When I attended Western Kentucky University, I majored in recombinant gene technology, a major designed to train students in biotechnology techniques.
I took “traditional” classes on molecular biology, cell biology, applied and environmental microbiology, etc., but I also took classes focused on genetic engineering techniques: how to splice DNA, get DNA into a cell, run protein gels, etc.
The difference between recombinant gene technology and biology was the shift in emphasis toward training in biotechnology techniques and away from biological education per se.
In Finite and Infinite Games Professor James Carse (who taught literature and history at New York University) distinguished between education and training:
To be prepared against surprise is to be trained. To be prepared for surprise is to be educated.
Education discovers an increasing richness in the past, because it sees what is unfinished there. Training regards the past as finished and the future as to be finished. Education leads toward a continuing self-discovery; training leads toward a final self-definition.
Training repeats a completed past in the future. Education continues an unfinished past into the future.
Thus, by training in biotechnology techniques, I learned what would allow me to “finish the future” by creating organisms that could do new things. I did not just try to understand organisms; I was trained to change them to make them do new things.
By the same token, when you take college composition, the professor treats grammar and syntax as something finished, which you should learn as it is now. They are treated as established rules you need training in.
But in graduate classes on the grammar of languages, you discover the rules of grammar and syntax change in languages over time—that each language has its own grammar and syntax, etc., so when you encounter an unknown language, you can see differences between what you know and the language(s) you are learning. You are educated and prepared for surprise.
Most students need both education and training. The issue is about balance, and I believe there has been a pronounced shift away from education, and toward training.
In some majors this is obvious. Business, engineering, and IT majors are all trained and receive little education. Yes, they take some classes that seem educational, but even those are often more about training, such as composition classes.
When I went for my master’s degree in English, perhaps half of my courses were devoted to training. I took classes on short story writing, poetry writing, publishing and editing, and literary theory—all designed to train me to write. Even some of the literature classes were essentially training. I read contemporary writers like Russell Banks and Rick Moody to see how novels are written today, to emulate their styles and themes.
This continued with my Ph.D. in the humanities at UT-Dallas, where I took courses on short story writing, novel writing, poetry writing, history writing, and how to teach rhetoric. The emphasis there had shifted toward education, but looking back, I still received more training and less education than I wish I had.
Because my degrees involved so much training that was called education, I had no idea that I hadn’t actually received much of an education. It was only after I completed my Ph.D. that I realized how uneducated I was. With the freedom and leisure to think about what I had and had not read, I realized that I needed to educate myself.
So I read things that I’d never been assigned: The Iliad, The Odyssey, The Aeneid, Dante’s Inferno, Goethe’s Faust, Les Miserables, Crime and Punishment. The list of works I should have read and still haven’t, including Proust and many Shakespeare plays, is far longer.
I’m not the only one who has been left undereducated by college. I would venture to say that a large majority of American students who enter college get little in the way of education.
It’s easy to understand why colleges increasingly eschew education for training—that is what most students want. They go to school for training to become business people, engineers, programmers, and so on. And as more students enter colleges for training, they resist getting an education. They do not see education as valuable. It is just some dead people’s thoughts and opinions, so why bother?
Training can get you a job, while education is at best a diversion.
Students who receive an education are exposed to a larger, more complex world. They absorb new ideas and their thinking becomes more creative. And research shows that reading literature makes them more empathetic and, thus, more moral. As their moral sphere widens, they tend to treat more people more humanely.

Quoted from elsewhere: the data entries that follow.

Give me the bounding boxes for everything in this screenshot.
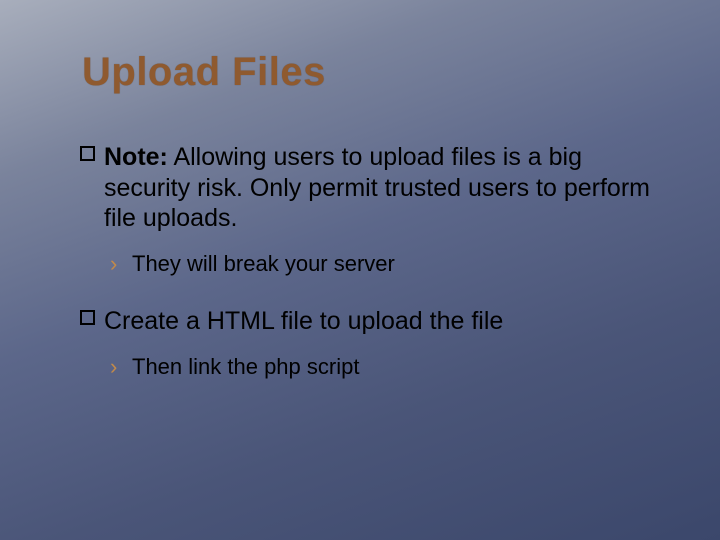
bullet-item: Note: Allowing users to upload files is …: [80, 142, 660, 234]
square-bullet-icon: [80, 146, 95, 161]
bullet-lead: Note:: [104, 143, 168, 171]
angle-bullet-icon: ›: [110, 353, 117, 382]
sub-bullet-text: Then link the php script: [132, 354, 359, 379]
square-bullet-icon: [80, 310, 95, 325]
sub-bullet-item: › They will break your server: [110, 250, 660, 279]
slide-title: Upload Files: [82, 50, 326, 95]
bullet-item: Create a HTML file to upload the file: [80, 306, 660, 337]
sub-bullet-text: They will break your server: [132, 251, 395, 276]
bullet-text: Create a HTML file to upload the file: [104, 307, 503, 335]
bullet-text: Allowing users to upload files is a big …: [104, 143, 650, 232]
sub-bullet-item: › Then link the php script: [110, 353, 660, 382]
angle-bullet-icon: ›: [110, 250, 117, 279]
slide-body: Note: Allowing users to upload files is …: [80, 142, 660, 405]
slide: Upload Files Note: Allowing users to upl…: [0, 0, 720, 540]
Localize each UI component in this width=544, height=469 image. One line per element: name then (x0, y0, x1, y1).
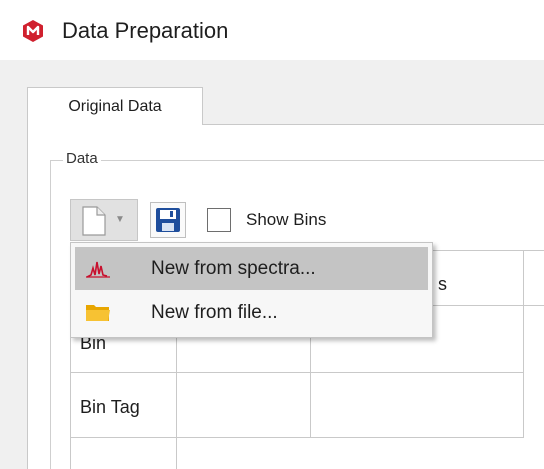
window-title: Data Preparation (62, 18, 229, 43)
menu-item-new-from-spectra[interactable]: New from spectra... (75, 247, 428, 290)
tab-label: Original Data (68, 98, 162, 115)
menu-item-label: New from spectra... (151, 258, 316, 279)
show-bins-label: Show Bins (246, 210, 327, 229)
group-label: Data (63, 148, 101, 170)
chevron-down-icon: ▼ (115, 214, 125, 225)
save-button[interactable] (150, 202, 186, 238)
new-dropdown-menu: New from spectra... New from file... (70, 242, 433, 338)
title-bar: Data Preparation (0, 0, 544, 60)
row-header-bin-tag: Bin Tag (80, 397, 140, 417)
app-logo-icon (23, 20, 43, 42)
menu-item-new-from-file[interactable]: New from file... (75, 291, 428, 334)
menu-item-label: New from file... (151, 302, 278, 323)
save-icon (156, 208, 180, 232)
new-document-icon (82, 206, 106, 236)
grid-column-divider (523, 250, 524, 438)
show-bins-checkbox[interactable] (207, 208, 231, 232)
new-dropdown-button[interactable]: ▼ (70, 199, 138, 241)
grid-row-divider (70, 372, 524, 373)
column-header-fragment: s (438, 274, 447, 294)
tab-original-data[interactable]: Original Data (27, 87, 203, 125)
spectra-icon (86, 261, 110, 278)
folder-icon (86, 305, 110, 321)
grid-row-divider (70, 437, 524, 438)
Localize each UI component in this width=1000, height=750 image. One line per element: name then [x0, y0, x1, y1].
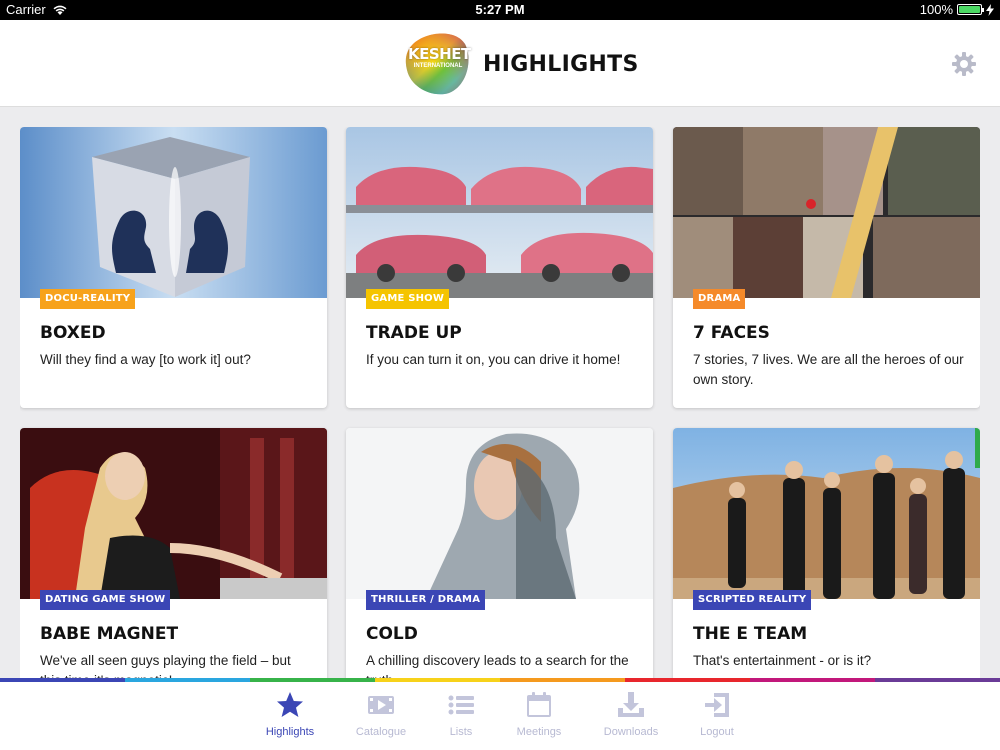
genre-badge: SCRIPTED REALITY [693, 590, 812, 610]
calendar-icon [527, 692, 551, 717]
tab-logout[interactable]: Logout [677, 690, 757, 738]
star-icon [277, 692, 303, 717]
tab-label: Logout [700, 726, 734, 738]
card-thumbnail [673, 428, 980, 599]
page-title: HIGHLIGHTS [483, 52, 639, 77]
card-thumbnail [20, 127, 327, 298]
tab-label: Downloads [603, 726, 659, 738]
highlight-card[interactable]: SCRIPTED REALITY THE E TEAM That's enter… [673, 428, 980, 680]
tab-meetings[interactable]: Meetings [499, 690, 579, 738]
gear-icon[interactable] [951, 51, 977, 77]
card-description: 7 stories, 7 lives. We are all the heroe… [693, 352, 964, 387]
card-description: A chilling discovery leads to a search f… [366, 653, 629, 680]
card-title: BABE MAGNET [40, 624, 179, 644]
card-description: We've all seen guys playing the field – … [40, 653, 291, 680]
tab-label: Highlights [265, 726, 315, 738]
genre-badge: DRAMA [693, 289, 746, 309]
card-description: If you can turn it on, you can drive it … [366, 352, 621, 367]
card-title: BOXED [40, 323, 106, 343]
logout-icon [705, 693, 729, 717]
card-title: TRADE UP [366, 323, 462, 343]
tab-label: Meetings [516, 726, 562, 738]
logo-wordmark: KESHET [408, 45, 471, 63]
card-thumbnail [20, 428, 327, 599]
battery-icon [957, 4, 984, 15]
tab-bar: Highlights Catalogue Lists Meetings Down… [0, 682, 1000, 750]
app-header: KESHET INTERNATIONAL HIGHLIGHTS [0, 20, 1000, 107]
card-thumbnail [346, 127, 653, 298]
download-icon [618, 692, 644, 717]
charging-icon [986, 3, 994, 16]
list-icon [448, 695, 474, 715]
tab-label: Catalogue [355, 726, 407, 738]
card-thumbnail [673, 127, 980, 298]
clock: 5:27 PM [475, 2, 525, 17]
status-bar: Carrier 5:27 PM 100% [0, 0, 1000, 20]
genre-badge: DOCU-REALITY [40, 289, 136, 309]
genre-badge: GAME SHOW [366, 289, 450, 309]
battery-percent: 100% [919, 2, 953, 17]
card-title: THE E TEAM [693, 624, 808, 644]
genre-badge: THRILLER / DRAMA [366, 590, 486, 610]
tab-catalogue[interactable]: Catalogue [341, 690, 421, 738]
genre-badge: DATING GAME SHOW [40, 590, 171, 610]
tab-label: Lists [449, 726, 473, 738]
card-thumbnail [346, 428, 653, 599]
highlights-grid: DOCU-REALITY BOXED Will they find a way … [20, 127, 980, 680]
highlight-card[interactable]: GAME SHOW TRADE UP If you can turn it on… [346, 127, 653, 408]
highlight-card[interactable]: DRAMA 7 FACES 7 stories, 7 lives. We are… [673, 127, 980, 408]
card-title: 7 FACES [693, 323, 770, 343]
tab-downloads[interactable]: Downloads [591, 690, 671, 738]
logo-subtext: INTERNATIONAL [413, 63, 463, 69]
highlight-card[interactable]: DATING GAME SHOW BABE MAGNET We've all s… [20, 428, 327, 680]
highlight-card[interactable]: DOCU-REALITY BOXED Will they find a way … [20, 127, 327, 408]
card-description: Will they find a way [to work it] out? [40, 352, 251, 367]
film-icon [368, 696, 394, 714]
tab-highlights[interactable]: Highlights [250, 690, 330, 738]
card-description: That's entertainment - or is it? [693, 653, 872, 668]
card-title: COLD [366, 624, 418, 644]
highlight-card[interactable]: THRILLER / DRAMA COLD A chilling discove… [346, 428, 653, 680]
tab-lists[interactable]: Lists [421, 690, 501, 738]
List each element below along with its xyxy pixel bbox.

True education makes you more liberal–in the classical sense.
We graduate business majors trained in business, but they are not educated to be moral. Too often we see the bad results of that on the news.
Education must happen in our universities because students cannot know to educate themselves about things they do not know exist. We need required classes because students don’t know they don’t know economics, sociology, theology, philosophy and philosophers, literature and great authors, and so much more.
Back when most colleges had meaningful general education requirements, students couldn’t graduate without a large portion of education. Unfortunately those requirements have been drastically watered down, if not eliminated, by administrators who were more interested in larger numbers of students—those who just want job training—than in upholding educational integrity.
Our universities once only took in students who wanted an education. Now those who want an education find it a challenge to get one. We are more and more preparing our students to work at jobs in the economy, but we are less and less preparing them to create, discover, and understand. That is a loss to both our culture and society.